How to be Mindful During Busy Times
Have you heard the phrase “work smarter, not harder”?
It's all about finding new ways to do things so you don't need to sacrifice your time, energy and effort more than you need to.
Not only do I heed this advice with my work, I try to apply it to my life as well! Even when I'm busy, I use mindfulness to stay focused, remain calm and do what I need to do, without drowning in overwhelm.
If you're ready to manage busy-ness and start living smarter, not harder, this article is for you! Discover four meaningful ways to be more mindful during busy times and build a resilient, supportive mindfulness practice.

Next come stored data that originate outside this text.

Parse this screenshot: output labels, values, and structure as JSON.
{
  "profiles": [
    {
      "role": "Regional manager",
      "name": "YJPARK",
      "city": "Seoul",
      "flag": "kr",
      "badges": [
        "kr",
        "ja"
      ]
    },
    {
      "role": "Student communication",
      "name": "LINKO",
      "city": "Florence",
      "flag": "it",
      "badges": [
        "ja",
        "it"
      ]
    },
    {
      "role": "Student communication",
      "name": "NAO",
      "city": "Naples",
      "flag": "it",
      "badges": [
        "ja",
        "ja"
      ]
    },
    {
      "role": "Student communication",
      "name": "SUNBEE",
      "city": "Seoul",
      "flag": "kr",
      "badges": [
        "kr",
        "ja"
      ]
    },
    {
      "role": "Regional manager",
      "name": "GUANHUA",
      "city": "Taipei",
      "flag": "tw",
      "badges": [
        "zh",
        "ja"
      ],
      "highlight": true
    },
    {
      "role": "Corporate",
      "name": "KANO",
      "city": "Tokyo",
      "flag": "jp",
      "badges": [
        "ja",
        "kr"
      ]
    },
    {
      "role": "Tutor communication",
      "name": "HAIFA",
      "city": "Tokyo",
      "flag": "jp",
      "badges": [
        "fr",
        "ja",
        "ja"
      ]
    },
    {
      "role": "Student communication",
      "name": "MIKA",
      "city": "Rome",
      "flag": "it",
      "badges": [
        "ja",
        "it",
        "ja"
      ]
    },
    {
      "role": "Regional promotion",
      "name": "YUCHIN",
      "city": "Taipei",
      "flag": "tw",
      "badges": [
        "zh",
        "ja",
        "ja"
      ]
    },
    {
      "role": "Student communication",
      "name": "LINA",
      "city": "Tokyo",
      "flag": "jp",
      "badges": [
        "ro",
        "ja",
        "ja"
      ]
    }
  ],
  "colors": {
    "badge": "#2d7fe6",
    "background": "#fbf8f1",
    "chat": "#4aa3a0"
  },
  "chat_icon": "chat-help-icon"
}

If your heart says no, you say no
How busy are you for other people? I'm asking you this question (lovingly!) because when I was particularly stressed and busy, it was rarely for my own reasons. It was because I said yes to everyone else, even when my heart said no. Be more mindful by listening to your instincts and allowing yourself to be guided by them. Sometimes, it can help to write things down so you can look at the situation more objectively. Simply write the request, how you feel about it and whether you instinctively want to say yes or no. Remember it's fine to be busy, but make sure it's on your own terms and for reasons you believe in!
Use your breath to manage overwhelm
Just like dehydration is a signal for water, stress and overwhelm are signals for mindfulness. If your heart is pumping, your mind is racing and your hands are sweating, it's time to tune in to your breath. Even if you only have a few seconds, one deep breath can be enough to help you find more clarity, calm and relief. For more breathing techniques, listen to this episode of The Mindful Kind podcast.
Change your thoughts
Mindfulness can be a powerful way to understand your thoughts and their impact on you. I actually keep a journal to write down any thoughts which trigger my emotional reactions, so I can be aware of which thoughts influence me to feel certain ways. Being “busy” often has negative connotations and our thoughts (perhaps, subconsciously) prime us to feel stressed before the busy-ness has even begun! If this is something which resonates with you, try the exercise below.

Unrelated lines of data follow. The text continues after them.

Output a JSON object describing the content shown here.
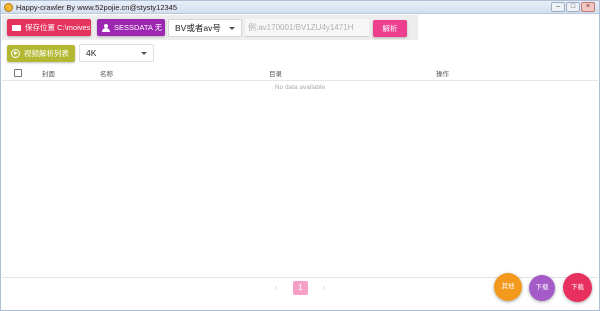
{
  "window": {
    "title": "Happy-crawler By www.52pojie.cn@stysty12345"
  },
  "toolbar": {
    "save_location_label": "保存位置 C:\\moives",
    "sessdata_label": "SESSDATA 无",
    "mode_select_value": "BV或者av号",
    "url_placeholder": "例:av170001/BV1ZU4y1471H",
    "parse_label": "解析"
  },
  "list_controls": {
    "parse_list_label": "视频解析列表",
    "quality_value": "4K"
  },
  "table": {
    "columns": [
      "封面",
      "名称",
      "目录",
      "操作"
    ],
    "empty_text": "No data available"
  },
  "pagination": {
    "prev": "‹",
    "current": "1",
    "next": "›"
  },
  "fabs": {
    "other": "其他",
    "mid": "下载",
    "download": "下载"
  },
  "colors": {
    "save_button": "#e4345e",
    "sessdata_button": "#9c27b0",
    "parse_button": "#ee3f8f",
    "list_button": "#b3b832",
    "fab_other": "#f39a1e",
    "fab_mid": "#a45ac7",
    "fab_download": "#e8305f"
  },
  "icons": [
    "app-icon",
    "folder-icon",
    "user-icon",
    "play-circle-icon",
    "chevron-down-icon"
  ]
}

Write down all your thoughts about being busy. For example, being busy means I don't have time for myself. I don't want to be busy. Being busy means I get things done. When I'm busy I feel stressed. Being busy sometimes motivates me. Busy-ness can be fun.
Now, go through and highlight all the thoughts which will support, uplift and encourage you during busy times. Stick them up somewhere prominent and read them regularly and you might start to notice that being busy doesn't change, but the way you feel about it does!

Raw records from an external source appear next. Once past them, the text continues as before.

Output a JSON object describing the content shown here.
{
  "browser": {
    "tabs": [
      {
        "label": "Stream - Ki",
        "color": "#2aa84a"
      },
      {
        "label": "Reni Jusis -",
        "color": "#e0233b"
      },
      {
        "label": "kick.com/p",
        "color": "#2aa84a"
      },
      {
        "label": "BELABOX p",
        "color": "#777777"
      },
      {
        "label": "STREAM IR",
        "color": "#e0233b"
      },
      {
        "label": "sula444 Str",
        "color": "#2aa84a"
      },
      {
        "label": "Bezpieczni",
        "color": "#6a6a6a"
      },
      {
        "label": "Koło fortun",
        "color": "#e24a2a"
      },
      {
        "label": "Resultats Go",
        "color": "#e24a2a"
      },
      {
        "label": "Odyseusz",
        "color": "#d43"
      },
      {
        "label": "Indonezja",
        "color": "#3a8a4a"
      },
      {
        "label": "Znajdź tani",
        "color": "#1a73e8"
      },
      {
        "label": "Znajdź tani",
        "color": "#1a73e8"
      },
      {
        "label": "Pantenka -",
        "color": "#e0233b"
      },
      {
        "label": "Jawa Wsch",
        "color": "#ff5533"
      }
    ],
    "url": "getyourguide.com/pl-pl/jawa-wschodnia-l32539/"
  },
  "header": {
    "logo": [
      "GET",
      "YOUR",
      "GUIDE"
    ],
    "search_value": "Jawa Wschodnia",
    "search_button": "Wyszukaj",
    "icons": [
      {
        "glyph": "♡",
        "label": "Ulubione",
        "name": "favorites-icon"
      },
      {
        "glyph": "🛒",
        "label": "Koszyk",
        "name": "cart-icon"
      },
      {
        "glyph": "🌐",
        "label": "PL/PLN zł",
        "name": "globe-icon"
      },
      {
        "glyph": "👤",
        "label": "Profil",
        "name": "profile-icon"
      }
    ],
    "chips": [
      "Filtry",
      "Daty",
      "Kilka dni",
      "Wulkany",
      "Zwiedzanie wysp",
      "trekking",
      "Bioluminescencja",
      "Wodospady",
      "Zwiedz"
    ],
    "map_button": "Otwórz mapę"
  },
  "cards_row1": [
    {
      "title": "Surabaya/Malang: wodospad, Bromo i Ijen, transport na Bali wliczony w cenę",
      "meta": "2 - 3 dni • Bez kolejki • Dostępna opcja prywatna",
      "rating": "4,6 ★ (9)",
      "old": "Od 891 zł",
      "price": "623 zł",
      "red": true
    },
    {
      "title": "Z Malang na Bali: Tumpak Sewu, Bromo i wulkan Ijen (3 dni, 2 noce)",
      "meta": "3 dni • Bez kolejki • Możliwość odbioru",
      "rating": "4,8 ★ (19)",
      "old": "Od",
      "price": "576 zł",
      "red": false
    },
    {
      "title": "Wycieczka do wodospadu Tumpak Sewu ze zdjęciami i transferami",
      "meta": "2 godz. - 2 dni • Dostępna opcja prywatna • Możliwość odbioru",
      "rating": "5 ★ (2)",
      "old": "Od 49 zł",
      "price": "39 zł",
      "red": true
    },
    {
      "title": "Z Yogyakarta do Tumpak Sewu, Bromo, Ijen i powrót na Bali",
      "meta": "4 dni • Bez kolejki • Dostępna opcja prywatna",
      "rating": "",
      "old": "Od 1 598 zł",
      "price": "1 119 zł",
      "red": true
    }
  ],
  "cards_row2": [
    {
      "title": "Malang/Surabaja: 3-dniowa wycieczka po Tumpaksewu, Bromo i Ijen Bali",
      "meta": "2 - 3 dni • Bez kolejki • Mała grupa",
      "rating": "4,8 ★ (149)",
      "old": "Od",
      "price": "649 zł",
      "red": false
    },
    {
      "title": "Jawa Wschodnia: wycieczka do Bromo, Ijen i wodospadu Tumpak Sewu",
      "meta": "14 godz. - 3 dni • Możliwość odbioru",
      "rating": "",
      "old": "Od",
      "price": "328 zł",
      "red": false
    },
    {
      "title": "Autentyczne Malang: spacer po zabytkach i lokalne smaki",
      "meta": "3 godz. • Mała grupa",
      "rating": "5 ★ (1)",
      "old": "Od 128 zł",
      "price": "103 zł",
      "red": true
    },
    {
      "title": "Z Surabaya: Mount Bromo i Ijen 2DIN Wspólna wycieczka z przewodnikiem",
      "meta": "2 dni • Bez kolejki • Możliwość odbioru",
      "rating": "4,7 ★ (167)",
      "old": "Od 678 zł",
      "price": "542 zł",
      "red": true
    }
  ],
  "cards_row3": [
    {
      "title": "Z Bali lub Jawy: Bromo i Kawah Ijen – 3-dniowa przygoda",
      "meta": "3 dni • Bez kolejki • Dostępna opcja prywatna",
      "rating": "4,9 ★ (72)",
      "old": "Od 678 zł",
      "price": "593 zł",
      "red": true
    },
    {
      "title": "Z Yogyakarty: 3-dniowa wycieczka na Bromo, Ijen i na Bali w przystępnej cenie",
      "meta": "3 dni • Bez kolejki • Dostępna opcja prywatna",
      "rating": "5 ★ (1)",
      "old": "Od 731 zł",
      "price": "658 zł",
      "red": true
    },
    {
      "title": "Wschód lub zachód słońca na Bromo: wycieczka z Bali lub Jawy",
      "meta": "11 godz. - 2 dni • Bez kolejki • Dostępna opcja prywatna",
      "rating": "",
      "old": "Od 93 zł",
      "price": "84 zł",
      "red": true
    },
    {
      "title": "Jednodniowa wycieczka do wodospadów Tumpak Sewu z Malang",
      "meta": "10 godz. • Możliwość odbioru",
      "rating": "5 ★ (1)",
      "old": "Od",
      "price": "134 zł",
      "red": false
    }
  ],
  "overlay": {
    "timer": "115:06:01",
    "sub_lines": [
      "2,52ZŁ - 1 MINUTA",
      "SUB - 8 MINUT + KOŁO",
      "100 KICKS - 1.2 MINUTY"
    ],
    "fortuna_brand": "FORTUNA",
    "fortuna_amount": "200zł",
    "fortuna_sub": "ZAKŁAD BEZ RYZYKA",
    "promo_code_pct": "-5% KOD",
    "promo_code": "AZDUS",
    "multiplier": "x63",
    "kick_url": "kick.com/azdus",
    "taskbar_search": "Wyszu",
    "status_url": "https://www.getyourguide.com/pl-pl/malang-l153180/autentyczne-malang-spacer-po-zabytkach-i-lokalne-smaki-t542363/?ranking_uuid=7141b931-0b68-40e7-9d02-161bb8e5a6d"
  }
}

Embrace the meaning of mindfulness
Mindfulness is about being present in a non-judgemental way, which is a brilliant headspace to maintain during busy times. As much as you can, keep bringing your attention to whatever you're doing and try not to place judgement on it.
How does this help?
One, you're less likely to multi-task, which minimises the chances of making mistakes and helps you remain focused to get things done faster.
Two, you might not have to experience as many challenging emotions, such as resentment for having to do the dishes, anger at someone else for slowing you down, or disappointment if you don't get everything done.
For example, let's imagine you're being mindful while you're driving to work on the day of an important meeting. You're paying attention to the road and you're aware of what is going on in that moment. Instead of feeling frustrated by a red light, you simply notice you're at a red light. Whenever you notice your mind wandering to the day ahead, you bring your focus back to the present by paying attention to what is going on around you.
Potential benefits of this mindfulness practice might be that you drive safer, you arrive at work feeling less stressed, you experience a calmer commute and you're ready to start the day with a clear, fresh headspace.